Individuals who had beforehand felt paralyzed by their NDA’s started to speak. Helena, the conflict-avoidant moderator of the Mercor subreddit, labored additional time deleting livid rants from aggrieved employees who delighted in dropping names of the “secret tasks”—one thing explicitly banned by the non-disclosure settlement each tasker should signal earlier than being employed as an Impartial Contractor.
Elsewhere, on one other challenge, Good-looking Swede was not faring nicely. Felled by Covid, he advised his crew leaders he couldn’t make the minimal weekly requirement and was swiftly fired. He entered the melee as soon as once more to search out one more challenge.
The wages had been dropping week by week. After I first began scrolling the contractor jobs in early 2025, corporations like Mercor, Handshake, Turing, Process-ify and Outlier had been providing $150 an hour for “consultants,” $35 to $75 an hour for “generalists.” Right this moment, Mercor says the common hourly price on its platform is $105. However in my searches throughout the business close to the beginning of 2026, the consultants had been typically getting $50 an hour, and the entry-level grunt employees had been getting as little as $16 —lower than California minimal wage. Contracts had been now known as “sprints.” The work needed to be accomplished, asap, as quick as doable, for employment which may final 24 hours. The urgency was paramount, self-important, and annoying as fuck.

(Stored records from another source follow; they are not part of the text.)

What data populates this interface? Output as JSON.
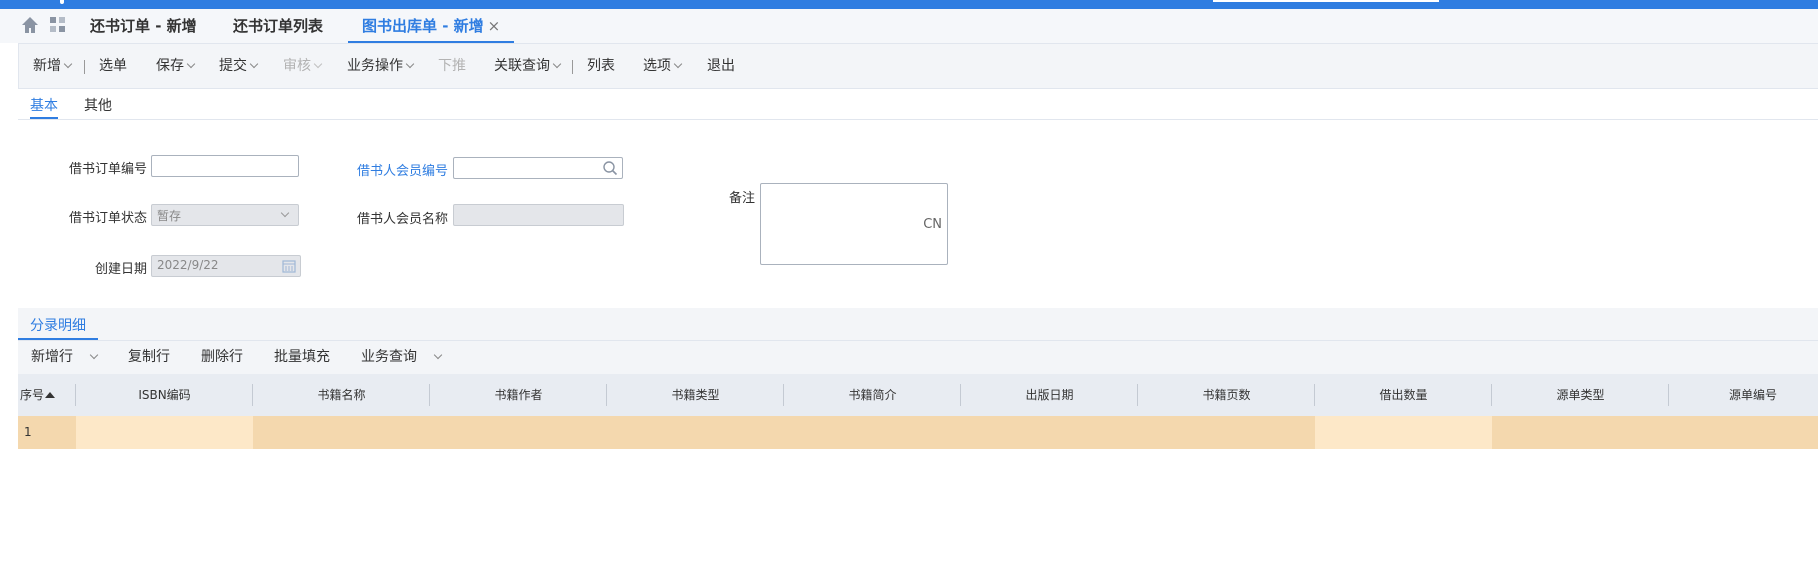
{
  "tabs": [
    {
      "label": "还书订单 - 新增"
    },
    {
      "label": "还书订单列表"
    },
    {
      "label": "图书出库单 - 新增",
      "close": "×"
    }
  ],
  "toolbar": {
    "items": [
      "新增",
      "选单",
      "保存",
      "提交",
      "审核",
      "业务操作",
      "下推",
      "关联查询",
      "列表",
      "选项",
      "退出"
    ]
  },
  "subtabs": [
    "基本",
    "其他"
  ],
  "form": {
    "order_no_label": "借书订单编号",
    "order_no_value": "",
    "status_label": "借书订单状态",
    "status_value": "暂存",
    "date_label": "创建日期",
    "date_value": "2022/9/22",
    "member_no_label": "借书人会员编号",
    "member_no_value": "",
    "member_name_label": "借书人会员名称",
    "member_name_value": "",
    "remark_label": "备注",
    "remark_lang": "CN"
  },
  "detail": {
    "tab": "分录明细",
    "tools": [
      "新增行",
      "复制行",
      "删除行",
      "批量填充",
      "业务查询"
    ]
  },
  "grid": {
    "columns": [
      "序号",
      "ISBN编码",
      "书籍名称",
      "书籍作者",
      "书籍类型",
      "书籍简介",
      "出版日期",
      "书籍页数",
      "借出数量",
      "源单类型",
      "源单编号"
    ],
    "rows": [
      [
        "1",
        "",
        "",
        "",
        "",
        "",
        "",
        "",
        "",
        "",
        ""
      ]
    ]
  },
  "colors": {
    "brand_blue": "#2f7de1",
    "row_highlight": "#f4d8ae",
    "editable_cell": "#fde8c8"
  }
}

The burnout has led many taskers to show to the courts. A number of lawsuits have alleged that Mercor is misclassifying its employees as impartial contractors, mentioning that the calls for of the job—frequent onboarding, infinite retraining, the necessity to test e mail and Slack a number of instances a day, to be on name and carry out at very brief discover, the expectation that taskers will full a sure variety of hours each week—are indications of employment. However in comparison with common staff, contractors obtain virtually no office protections towards unpredictable scheduling, prohibitive work hours, denial of breaks, or retaliation from employers. Which looks like an enormous danger if, like me, you might be bored with the bullshit and complain. Loudly. Typically.
Christmas day got here. I had not earned the extra $3-5K I believed Mission Lifeless Language would have netted, and my checking account hovered round $14. Mired in existential panic and with solely sufficient cash to stay off cereal, I accepted two totally different invitations to work on an unlimited $16-an-hour challenge that was in its ultimate phases. It employed a number of thousand annotators throughout a number of platforms to carry out extremely boring targets. Your entire enterprise had the sensation of a bustling refugee camp that had been functioning lengthy sufficient to cowl important wants, however to not be, like, comfy. I’d already accomplished a lot of the onboarding steps. Crucial factor, they emphasised within the literature, is to get on Slack.
I couldn’t find the Slack.
I known as the Zoom helpline.
“Do you simply hang around right here all day?” I requested a faceless man whereas, in one other sq., an aged girl peered suspiciously into her digicam sporting a nasal cannula connected to an oxygen tank, set towards a background of palm bushes. “Just about,” snorted the faceless man. “I hope they pay you nicely,” I stated sincerely. “They don’t,” he responded, earlier than informing me that I used to be already a member of the Slack channel I had spent two days ready to affix, and that I had missed 5 important onboarding quizzes in a doc I had did not learn.